Secondly, this thesis proposed an energy consumption model for WSNs considering the MAC layer
by determining the energy consumed per payload bit transferred without error over correlated or
uncorrelated random channels. These energy models have been implemented and evaluated using real
system and NS-2 simulator. Results have shown that the proposed models are closely matched to real
system with relative error up to 5.8%.
The proposed models are used to optimize the transmitted power and modulation level. For
transmitted power, results show that a single optimal transmitted power exists for each type of wireless
channels. In addition, it depends on the packet size, modulation size and channel statistics.

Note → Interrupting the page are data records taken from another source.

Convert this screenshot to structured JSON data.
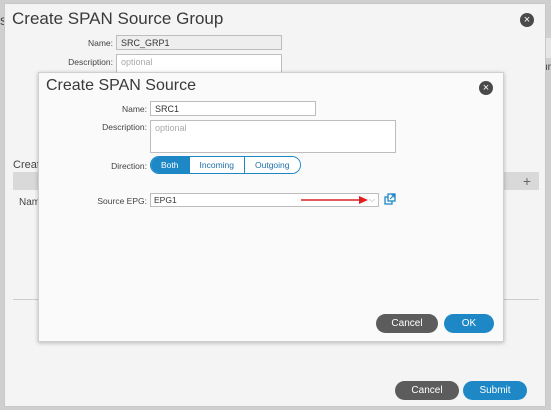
{
  "background": {
    "left_text": "s",
    "right_text": "ur"
  },
  "outer_dialog": {
    "title": "Create SPAN Source Group",
    "close": "×",
    "name_label": "Name:",
    "name_value": "SRC_GRP1",
    "description_label": "Description:",
    "description_placeholder": "optional",
    "section_title": "Creat",
    "table_add": "+",
    "table_col": "Nam",
    "cancel_label": "Cancel",
    "submit_label": "Submit"
  },
  "inner_dialog": {
    "title": "Create SPAN Source",
    "close": "×",
    "name_label": "Name:",
    "name_value": "SRC1",
    "description_label": "Description:",
    "description_placeholder": "optional",
    "direction_label": "Direction:",
    "direction_options": [
      "Both",
      "Incoming",
      "Outgoing"
    ],
    "direction_selected": "Both",
    "source_epg_label": "Source EPG:",
    "source_epg_value": "EPG1",
    "chevron": "⌵",
    "cancel_label": "Cancel",
    "ok_label": "OK"
  },
  "colors": {
    "accent": "#1e88c7",
    "arrow": "#e02020",
    "cancel_button": "#5c5c5c"
  }
}
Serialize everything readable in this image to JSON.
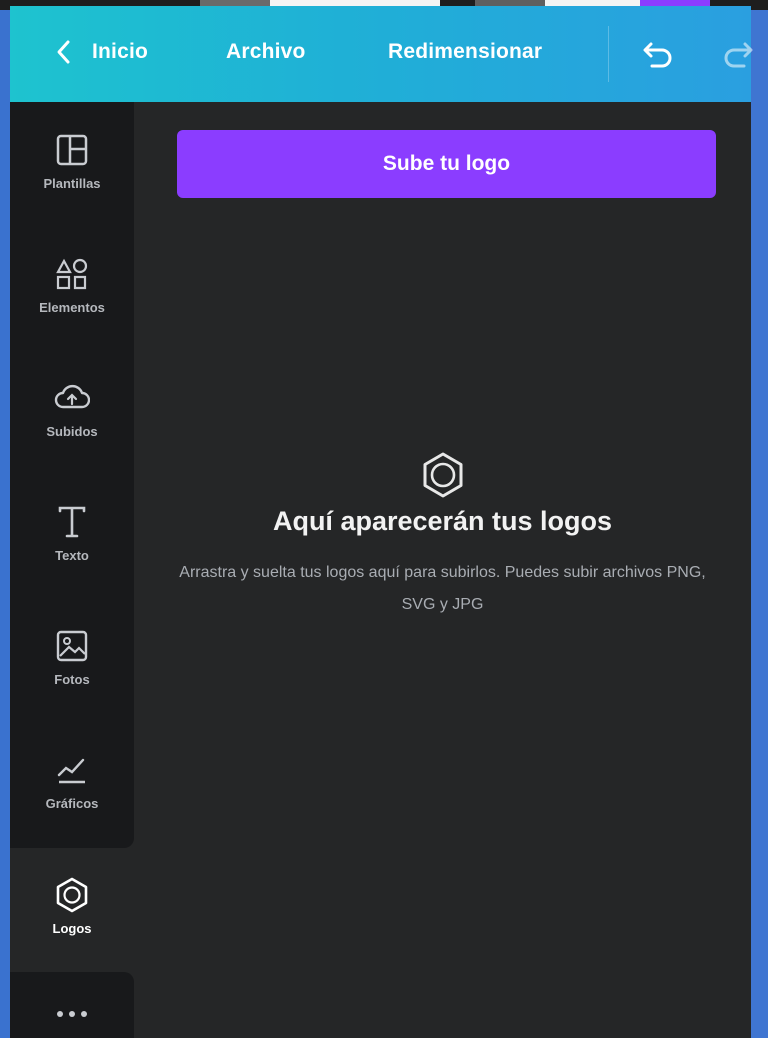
{
  "header": {
    "back_label": "Inicio",
    "file_label": "Archivo",
    "resize_label": "Redimensionar"
  },
  "sidebar": {
    "items": [
      {
        "id": "plantillas",
        "label": "Plantillas",
        "icon": "templates-icon",
        "active": false
      },
      {
        "id": "elementos",
        "label": "Elementos",
        "icon": "elements-icon",
        "active": false
      },
      {
        "id": "subidos",
        "label": "Subidos",
        "icon": "upload-cloud-icon",
        "active": false
      },
      {
        "id": "texto",
        "label": "Texto",
        "icon": "text-icon",
        "active": false
      },
      {
        "id": "fotos",
        "label": "Fotos",
        "icon": "photos-icon",
        "active": false
      },
      {
        "id": "graficos",
        "label": "Gráficos",
        "icon": "graphics-icon",
        "active": false
      },
      {
        "id": "logos",
        "label": "Logos",
        "icon": "logos-hexagon-icon",
        "active": true
      }
    ],
    "more": {
      "label": "",
      "icon": "more-dots-icon"
    }
  },
  "logos_panel": {
    "upload_button_label": "Sube tu logo",
    "empty_icon": "logos-hexagon-icon",
    "empty_title": "Aquí aparecerán tus logos",
    "empty_description": "Arrastra y suelta tus logos aquí para subirlos. Puedes subir archivos PNG, SVG y JPG"
  },
  "colors": {
    "header_gradient_start": "#1ec3cf",
    "header_gradient_end": "#2a9fe0",
    "panel_bg": "#252627",
    "sidebar_bg": "#18191b",
    "accent_button": "#8b3dff"
  }
}
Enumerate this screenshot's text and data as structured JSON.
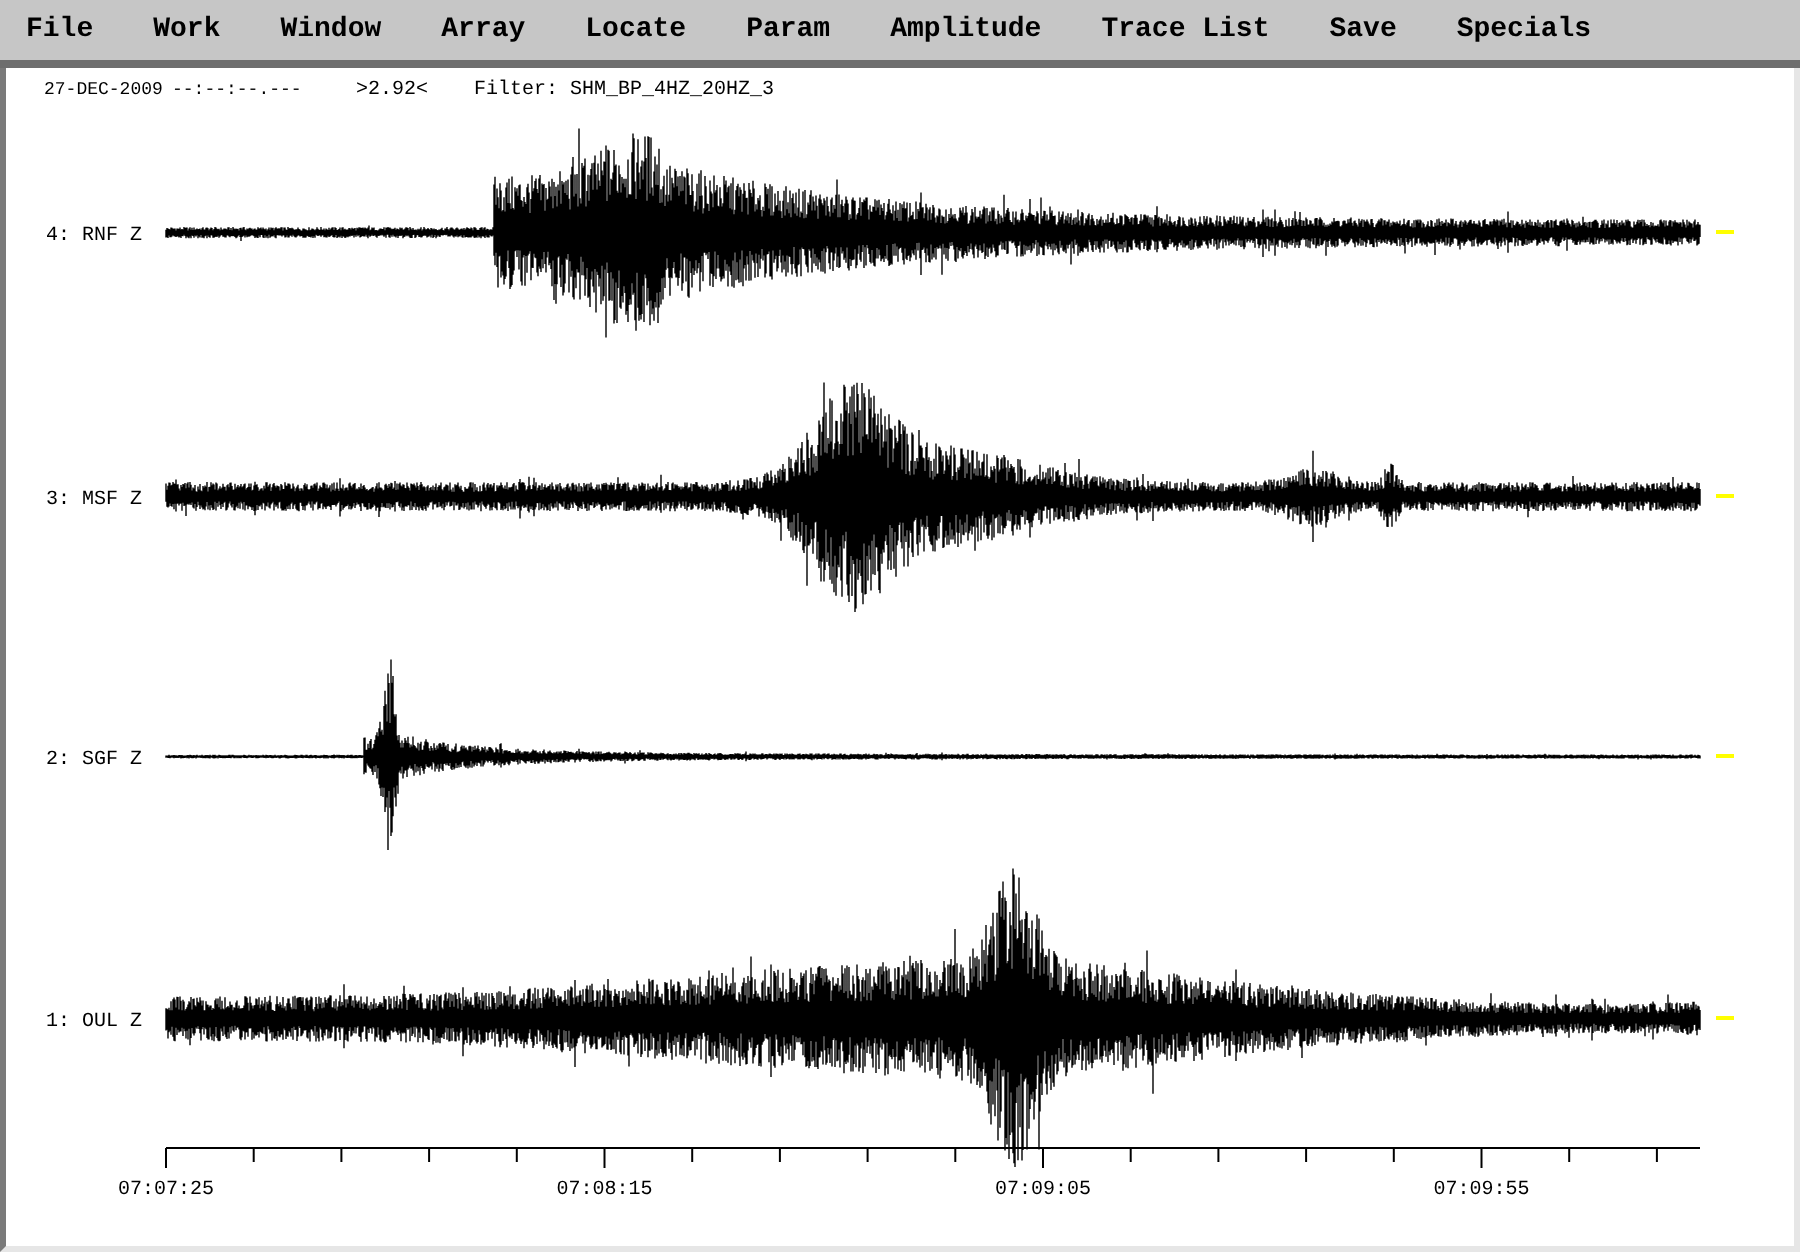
{
  "menu": [
    {
      "label": "File"
    },
    {
      "label": "Work"
    },
    {
      "label": "Window"
    },
    {
      "label": "Array"
    },
    {
      "label": "Locate"
    },
    {
      "label": "Param"
    },
    {
      "label": "Amplitude"
    },
    {
      "label": "Trace List"
    },
    {
      "label": "Save"
    },
    {
      "label": "Specials"
    }
  ],
  "header": {
    "date": "27-DEC-2009",
    "time": "--:--:--.---",
    "ratio": ">2.92<",
    "filter": "Filter: SHM_BP_4HZ_20HZ_3"
  },
  "traces": [
    {
      "label": "4: RNF Z"
    },
    {
      "label": "3: MSF Z"
    },
    {
      "label": "2: SGF Z"
    },
    {
      "label": "1: OUL Z"
    }
  ],
  "time_axis": {
    "labels": [
      "07:07:25",
      "07:08:15",
      "07:09:05",
      "07:09:55"
    ]
  }
}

Furthermore, we derive analytic expressions for the optimal transmitted power at which the energy
consumption is minimum for AWGN and Rayleigh channels for different modulation schemes. For
modulation level, we investigate the energy saving gained from optimizing the constellation size to
minimize energy consumption with a target symbol error rate. We found that the optimal modulation
level increases as the target error probability increases. Finally, we derive analytic expressions for the
optimal constellation size for QAM modulation at target symbol error probability.